Pudendal nerve blocks are less commonly utilized local anesthetic techniques to provide anesthesia for urological procedures. Nevertheless—this local anesthetic technique is very safe and effective for the patient. The pudendal nerve blocks are used in comforting pain associated with pudendal neuralgia.
Pudendal nerve blocks are more helpful than pain medicine in evaluating—as well as—managing both pelvic and groin pain around the anus, perineum, and genitals. A pain physician gives an injection with numbing medicine with a needle placement on the pudendal artery to determine what is causing your pain.
A pain physician just doesn’t give out an injection with a numbing medicine injected anywhere on your body. A proper needle placement—specifically on the pudendal artery is necessary. Pudendal nerve blocks can be executed via a perirectal approach with the use of a nerve stimulator. A nerve stimulator can stimulate contractions of the outer anal sphincter
The aim of pudendal nerve blocks is to block the nerve as it enters the lesser sciatic foramen—1 cm inferior and a medial comparative to the extension of the sacrospinous ligament to the ischial spine. The sacrospinous ligament is a very thin ligament that is attached to the ischial spine.
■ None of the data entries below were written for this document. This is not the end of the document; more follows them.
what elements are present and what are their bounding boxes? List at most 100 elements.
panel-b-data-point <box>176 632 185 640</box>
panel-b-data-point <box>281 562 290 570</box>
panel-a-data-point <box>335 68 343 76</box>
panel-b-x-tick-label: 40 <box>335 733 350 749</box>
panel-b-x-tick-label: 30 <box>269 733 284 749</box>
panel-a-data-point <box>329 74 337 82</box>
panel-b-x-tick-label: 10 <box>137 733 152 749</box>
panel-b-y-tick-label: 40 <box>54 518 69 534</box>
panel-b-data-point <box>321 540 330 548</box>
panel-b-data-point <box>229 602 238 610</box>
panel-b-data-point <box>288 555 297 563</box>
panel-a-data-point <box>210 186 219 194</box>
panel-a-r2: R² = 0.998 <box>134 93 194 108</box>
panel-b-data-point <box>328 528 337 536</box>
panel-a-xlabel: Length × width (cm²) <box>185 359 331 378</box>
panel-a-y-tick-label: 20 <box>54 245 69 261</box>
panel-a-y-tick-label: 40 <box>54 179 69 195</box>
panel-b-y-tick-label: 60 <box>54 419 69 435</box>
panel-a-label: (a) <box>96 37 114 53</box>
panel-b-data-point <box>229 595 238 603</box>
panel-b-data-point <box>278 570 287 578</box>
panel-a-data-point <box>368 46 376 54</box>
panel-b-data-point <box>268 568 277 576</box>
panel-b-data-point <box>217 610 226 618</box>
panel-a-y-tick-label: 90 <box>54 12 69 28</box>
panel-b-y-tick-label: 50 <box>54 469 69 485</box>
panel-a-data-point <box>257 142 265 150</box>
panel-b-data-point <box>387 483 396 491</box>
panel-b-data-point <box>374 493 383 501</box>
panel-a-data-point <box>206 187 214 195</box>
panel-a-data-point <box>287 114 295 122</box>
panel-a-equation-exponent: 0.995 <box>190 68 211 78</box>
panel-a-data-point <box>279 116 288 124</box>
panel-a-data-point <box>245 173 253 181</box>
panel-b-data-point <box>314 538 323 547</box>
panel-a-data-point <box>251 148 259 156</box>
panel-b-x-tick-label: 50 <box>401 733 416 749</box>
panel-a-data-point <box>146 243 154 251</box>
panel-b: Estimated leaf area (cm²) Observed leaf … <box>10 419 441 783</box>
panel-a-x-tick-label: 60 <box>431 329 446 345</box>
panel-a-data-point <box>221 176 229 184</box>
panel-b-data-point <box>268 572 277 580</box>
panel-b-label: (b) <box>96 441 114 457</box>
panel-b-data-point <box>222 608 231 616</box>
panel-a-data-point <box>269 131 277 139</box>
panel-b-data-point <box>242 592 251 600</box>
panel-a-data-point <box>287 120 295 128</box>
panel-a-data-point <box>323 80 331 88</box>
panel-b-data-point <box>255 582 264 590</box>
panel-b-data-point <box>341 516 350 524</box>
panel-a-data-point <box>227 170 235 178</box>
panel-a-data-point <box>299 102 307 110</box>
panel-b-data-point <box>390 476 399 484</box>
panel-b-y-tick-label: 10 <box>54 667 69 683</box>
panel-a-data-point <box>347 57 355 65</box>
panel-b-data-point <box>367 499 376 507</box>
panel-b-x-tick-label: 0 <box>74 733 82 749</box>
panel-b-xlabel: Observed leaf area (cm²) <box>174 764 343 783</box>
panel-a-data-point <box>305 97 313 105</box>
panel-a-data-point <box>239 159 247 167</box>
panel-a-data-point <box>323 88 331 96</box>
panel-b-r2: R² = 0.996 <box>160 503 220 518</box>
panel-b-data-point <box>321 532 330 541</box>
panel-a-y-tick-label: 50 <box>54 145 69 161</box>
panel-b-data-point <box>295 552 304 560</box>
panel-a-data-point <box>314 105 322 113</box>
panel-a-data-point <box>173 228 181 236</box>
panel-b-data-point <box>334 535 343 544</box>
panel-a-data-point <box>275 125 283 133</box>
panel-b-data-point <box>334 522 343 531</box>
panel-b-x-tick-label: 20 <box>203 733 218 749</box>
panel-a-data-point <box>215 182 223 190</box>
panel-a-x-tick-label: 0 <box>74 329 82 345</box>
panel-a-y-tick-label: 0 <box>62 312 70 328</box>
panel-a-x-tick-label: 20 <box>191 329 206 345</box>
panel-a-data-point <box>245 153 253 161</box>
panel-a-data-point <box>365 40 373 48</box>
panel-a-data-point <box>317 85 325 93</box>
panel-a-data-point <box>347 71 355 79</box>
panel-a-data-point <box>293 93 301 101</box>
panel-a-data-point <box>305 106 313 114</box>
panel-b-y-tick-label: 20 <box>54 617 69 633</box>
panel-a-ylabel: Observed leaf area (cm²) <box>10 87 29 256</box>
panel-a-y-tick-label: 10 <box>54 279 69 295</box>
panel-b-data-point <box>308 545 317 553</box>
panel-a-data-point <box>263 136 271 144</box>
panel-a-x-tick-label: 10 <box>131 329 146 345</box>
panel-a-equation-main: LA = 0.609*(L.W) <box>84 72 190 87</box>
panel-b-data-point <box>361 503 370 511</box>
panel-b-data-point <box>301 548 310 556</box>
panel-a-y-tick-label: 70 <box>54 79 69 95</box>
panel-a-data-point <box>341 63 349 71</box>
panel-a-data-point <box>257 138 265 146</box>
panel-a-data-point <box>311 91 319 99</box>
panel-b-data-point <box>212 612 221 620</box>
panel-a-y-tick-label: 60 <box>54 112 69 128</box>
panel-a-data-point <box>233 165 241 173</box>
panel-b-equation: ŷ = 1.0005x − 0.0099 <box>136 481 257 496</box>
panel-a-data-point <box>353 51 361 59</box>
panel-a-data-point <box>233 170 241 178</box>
On the other hand—the sacrotuberous ligament is a stabilizer of the sacroiliac joint. The sacrotuberous ligament also connects the bony pelvis to the vertebral column.
What Conditions Can Pudendal Nerve Blocks Treat?
A pudendal nerve block is used in treating conditions characterized by symptoms of genital/rectal pain (pudendal neuralgia)—which is caused by pudendal nerve entrapment while passing through the pelvic region. It may also become inflamed caused by local trauma—including stretch injury. However—the most common for its inflammation is due to skin-tight clothing, pregnancy, weight gain—or obesity.
How is it Performed?
A team of health professionals will help the patient to be in the proper position to make sure the procedure is done properly and can be completed with the smallest amount of discomfort for the patient. The patient’s skin is cleansed using a sterilizing solution (chlorhexidine). Next—a local anesthetic medication will be given to numb the skin. To find the target—fluoroscopy (x-ray) or ultrasound is done next.
A very thin needle is then directed to the desired location. Then—a local anesthetic and/or steroids are injected. During the entire process—the patient will be constantly monitored by a team of health professionals. A small badge is then placed on the skin after the injection. The patient will be given time after the procedure to ensure that the patient feels fine and is not experiencing and side-effects before leaving the clinic/hospital.
What Kind of Medication is Injected?
The medication inside the injection includes a combination of anesthetic ( bupivacaine or lidocaine) and steroid (dexamethasone, cortisone, or Kenalog). The local anesthetic will be the one responsible for the immediate relief—while the steroid is used to supply more long-term relief.
Does the Entire Procedure Hurt?
The procedure is normally well-tolerated. The most common and uncomfortable part of the procedure is a localized burning sensation from the anesthetic. During the procedure—patients often experience a pressure sensation—which typically resolves within a few minutes. The patient may also feel a minor soreness for a week after the procedure—which is totally normal.
How Long Does Usually the Procedure Take?
The procedure normally takes about 15 minutes. We advise patients to arrive at the hospital/clinic 1 hour prior to allow pre and post-procedural protocols.
For more details on pudendal neuralgia, you may refer to the page on pudendal neuralgia in women. Treatment of pudendal neuralgia in men is similar to treatment in women and surgical decompression of the pudendal nerve (transgluteal pudendal neurolysis) is also done in a similar manner since the anatomy of the nerve in men and women is virtually identical.